A propos de filles, il y a une chose bizarre. Tu es une fille, c’est entendu. Mais tu es aussi la fille de ton père. Et la fille de ta mère. Ton sexe et ton lien de parenté ne sont pas distincts. Tu n’as et n’auras jamais que ce mot pour dire ton être et ton ascendance, ta dépendance et ton identité. La fille est l’éternelle affiliée, la fille ne sort jamais de la famille. Le Dr Galiot, au contraire, a eu un garçon et il a eu un fils. Tu n’as qu’une entrée dans le dictionnaire, lui en a deux. Le phénomène se répète avec le temps : quand tu grandis, tu deviens « une femme » et, le cas échéant, « la femme de ». 

C’est avec une grande et fine attention à la langue, avec le sens et le goût du « grain des mots qui la caractérise, que Camille Laurens tente de répondre à cette question : qu’est-ce que cela fait d’être une fille -et en plus la seconde fille-, lorsqu’on naît au tournant des années soixante dans une famille aisée de Rouen?  Il fallait le regard acéré d’une amoureuse des mots pour mettre au jour combien les inégalités sont inscrites dans la langue française et ce que révèle l’usage des mots. Les remarques plus ou moins fines et misogynes qui en disent long, les paroles malencontreuses frisant la goujaterie, les blagues faciles, le choix d’un prénom, les petites et grandes différences éducatives entre les filles et les garçons, la découverte de la sexualité…l’intime et le social se croisent, les mots et les choses se complètent. Le tout se présente comme un roman autobiographique, une autobiographie romancée mettant en lumière et au jour le sexisme banal des jours ordinaires. Cela va jusqu’aux attouchements d’un vieil oncle pédophile, « un truc embêtant » et honteux, davantage d’ailleurs pour la famille que pour la petite fille concernée.

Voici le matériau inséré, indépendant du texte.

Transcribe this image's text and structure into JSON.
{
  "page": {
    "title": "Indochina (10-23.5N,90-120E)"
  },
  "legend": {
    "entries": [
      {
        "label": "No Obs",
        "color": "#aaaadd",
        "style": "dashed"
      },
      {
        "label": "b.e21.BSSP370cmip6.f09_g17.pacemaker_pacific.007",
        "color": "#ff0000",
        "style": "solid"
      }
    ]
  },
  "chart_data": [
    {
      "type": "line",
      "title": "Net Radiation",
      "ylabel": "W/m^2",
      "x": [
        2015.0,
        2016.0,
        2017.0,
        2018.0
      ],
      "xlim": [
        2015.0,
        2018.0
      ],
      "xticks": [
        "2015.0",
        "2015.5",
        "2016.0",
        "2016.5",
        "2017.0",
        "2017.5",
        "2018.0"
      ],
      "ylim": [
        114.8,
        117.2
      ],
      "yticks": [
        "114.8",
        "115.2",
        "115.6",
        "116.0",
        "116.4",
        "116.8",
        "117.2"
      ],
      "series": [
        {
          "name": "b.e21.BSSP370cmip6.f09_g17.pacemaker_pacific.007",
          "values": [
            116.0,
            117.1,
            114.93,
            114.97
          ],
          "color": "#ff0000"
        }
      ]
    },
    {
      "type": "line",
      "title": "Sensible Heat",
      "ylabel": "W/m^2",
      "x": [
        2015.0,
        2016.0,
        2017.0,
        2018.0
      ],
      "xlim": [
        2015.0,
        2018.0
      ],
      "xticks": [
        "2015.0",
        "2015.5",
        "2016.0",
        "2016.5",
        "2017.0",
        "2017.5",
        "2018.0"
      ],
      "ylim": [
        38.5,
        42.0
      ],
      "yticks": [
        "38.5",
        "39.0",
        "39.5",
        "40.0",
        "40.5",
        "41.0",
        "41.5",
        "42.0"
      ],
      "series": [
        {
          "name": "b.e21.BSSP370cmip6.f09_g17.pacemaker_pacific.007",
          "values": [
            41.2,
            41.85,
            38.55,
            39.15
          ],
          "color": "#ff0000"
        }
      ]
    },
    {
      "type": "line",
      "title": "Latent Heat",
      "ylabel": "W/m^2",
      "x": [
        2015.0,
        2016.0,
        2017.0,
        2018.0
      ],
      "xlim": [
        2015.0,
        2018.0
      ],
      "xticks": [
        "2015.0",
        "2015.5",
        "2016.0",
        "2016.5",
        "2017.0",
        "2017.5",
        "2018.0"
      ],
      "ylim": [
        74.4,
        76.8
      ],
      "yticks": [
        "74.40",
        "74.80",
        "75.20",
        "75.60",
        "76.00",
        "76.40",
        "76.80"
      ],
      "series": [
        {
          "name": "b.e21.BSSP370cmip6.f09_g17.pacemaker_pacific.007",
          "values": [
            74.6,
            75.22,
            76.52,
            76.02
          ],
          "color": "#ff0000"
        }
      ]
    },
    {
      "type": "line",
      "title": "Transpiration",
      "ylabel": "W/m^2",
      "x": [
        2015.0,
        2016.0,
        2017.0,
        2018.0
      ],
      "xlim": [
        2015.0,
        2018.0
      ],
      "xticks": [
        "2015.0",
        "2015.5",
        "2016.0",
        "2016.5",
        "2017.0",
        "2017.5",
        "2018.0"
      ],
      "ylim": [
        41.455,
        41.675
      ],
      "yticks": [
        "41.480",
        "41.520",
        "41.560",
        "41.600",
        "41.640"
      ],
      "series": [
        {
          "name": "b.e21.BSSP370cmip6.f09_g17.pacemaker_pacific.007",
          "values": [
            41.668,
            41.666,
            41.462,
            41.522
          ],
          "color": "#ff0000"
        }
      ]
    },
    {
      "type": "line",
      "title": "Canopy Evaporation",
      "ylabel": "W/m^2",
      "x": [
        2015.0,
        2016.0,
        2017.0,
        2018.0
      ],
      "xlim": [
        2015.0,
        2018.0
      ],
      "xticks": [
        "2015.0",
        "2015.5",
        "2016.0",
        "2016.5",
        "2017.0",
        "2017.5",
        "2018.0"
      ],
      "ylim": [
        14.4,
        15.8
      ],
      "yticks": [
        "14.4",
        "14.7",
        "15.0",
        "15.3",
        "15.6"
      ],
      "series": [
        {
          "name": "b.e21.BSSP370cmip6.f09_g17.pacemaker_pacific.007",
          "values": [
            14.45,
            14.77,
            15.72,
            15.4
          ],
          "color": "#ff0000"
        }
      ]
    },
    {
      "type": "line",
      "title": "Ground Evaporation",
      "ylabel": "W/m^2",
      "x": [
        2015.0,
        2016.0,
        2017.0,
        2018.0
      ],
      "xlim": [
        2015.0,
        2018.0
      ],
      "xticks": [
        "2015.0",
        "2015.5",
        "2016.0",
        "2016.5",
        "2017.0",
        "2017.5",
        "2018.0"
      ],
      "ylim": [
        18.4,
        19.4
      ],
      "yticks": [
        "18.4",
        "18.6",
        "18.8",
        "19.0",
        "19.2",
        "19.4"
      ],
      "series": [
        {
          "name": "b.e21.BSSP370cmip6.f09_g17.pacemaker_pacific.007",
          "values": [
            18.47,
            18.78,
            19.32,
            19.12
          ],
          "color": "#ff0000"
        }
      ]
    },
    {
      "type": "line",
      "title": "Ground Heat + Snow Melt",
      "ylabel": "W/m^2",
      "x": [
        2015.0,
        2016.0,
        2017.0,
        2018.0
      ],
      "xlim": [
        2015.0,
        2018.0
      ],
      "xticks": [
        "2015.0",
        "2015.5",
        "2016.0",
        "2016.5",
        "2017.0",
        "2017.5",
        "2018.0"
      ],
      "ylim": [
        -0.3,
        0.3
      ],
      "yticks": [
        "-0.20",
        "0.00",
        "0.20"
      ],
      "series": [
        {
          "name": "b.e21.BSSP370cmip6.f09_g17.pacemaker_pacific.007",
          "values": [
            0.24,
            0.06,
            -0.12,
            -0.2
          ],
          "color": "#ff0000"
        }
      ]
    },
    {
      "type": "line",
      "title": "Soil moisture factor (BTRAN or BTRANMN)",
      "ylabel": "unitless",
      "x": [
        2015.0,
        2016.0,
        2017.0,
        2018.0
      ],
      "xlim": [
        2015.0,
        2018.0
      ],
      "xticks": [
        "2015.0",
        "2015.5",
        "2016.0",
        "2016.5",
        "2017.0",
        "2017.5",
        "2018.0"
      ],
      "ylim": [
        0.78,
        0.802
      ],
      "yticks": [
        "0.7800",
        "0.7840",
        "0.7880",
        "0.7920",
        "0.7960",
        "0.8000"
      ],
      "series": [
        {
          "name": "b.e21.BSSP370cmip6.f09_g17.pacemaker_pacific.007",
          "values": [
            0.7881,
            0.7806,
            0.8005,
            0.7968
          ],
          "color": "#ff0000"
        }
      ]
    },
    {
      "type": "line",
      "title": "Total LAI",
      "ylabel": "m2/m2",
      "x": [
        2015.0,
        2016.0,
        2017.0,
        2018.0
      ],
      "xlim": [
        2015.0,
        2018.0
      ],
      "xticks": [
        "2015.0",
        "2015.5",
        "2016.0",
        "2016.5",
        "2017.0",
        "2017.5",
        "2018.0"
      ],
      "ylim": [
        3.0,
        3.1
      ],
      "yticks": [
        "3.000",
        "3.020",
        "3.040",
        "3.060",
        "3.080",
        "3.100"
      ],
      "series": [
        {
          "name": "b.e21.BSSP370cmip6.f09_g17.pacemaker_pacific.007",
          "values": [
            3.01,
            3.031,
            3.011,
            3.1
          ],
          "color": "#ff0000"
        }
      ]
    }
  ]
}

La réussite de Fille tient beaucoup au ton adopté par Camille Laurens, un ton mêlant l’auto-dérision, la drôlerie et l’humour,  un certain détachement, un pas de côté désinvolte, qui laisse parfois percevoir la révolte rentrée, et la colère sourde. Fille  est un texte fort agréable et délicieux pour raconter, l’air de ne pas y toucher, les injustices et les aberrations l’éducation donnée et réservée aux filles de bonne famille dans les années soixante.
Fille est le récit d’une vie, la vie d’une fille et d’une femme qui devient mère à son tour. Le petit chapitre central reprend, sur un ton plus léger et facile, le drame raconté dans Philippe, ce magnifique texte fulgurant de l’autrice qui rend compte du scandale de la mort du premier bébé. La dernière partie du livre se lit en miroir du premier chapitre : comment ne pas reproduire ce que l’on a reçu, comment laisser de côté l’éducation et les petits ou grands traumatismes reçus en héritage, pour, à l’orée du 21°siècle, voir sa propre fille grandir enfin libre et libérée?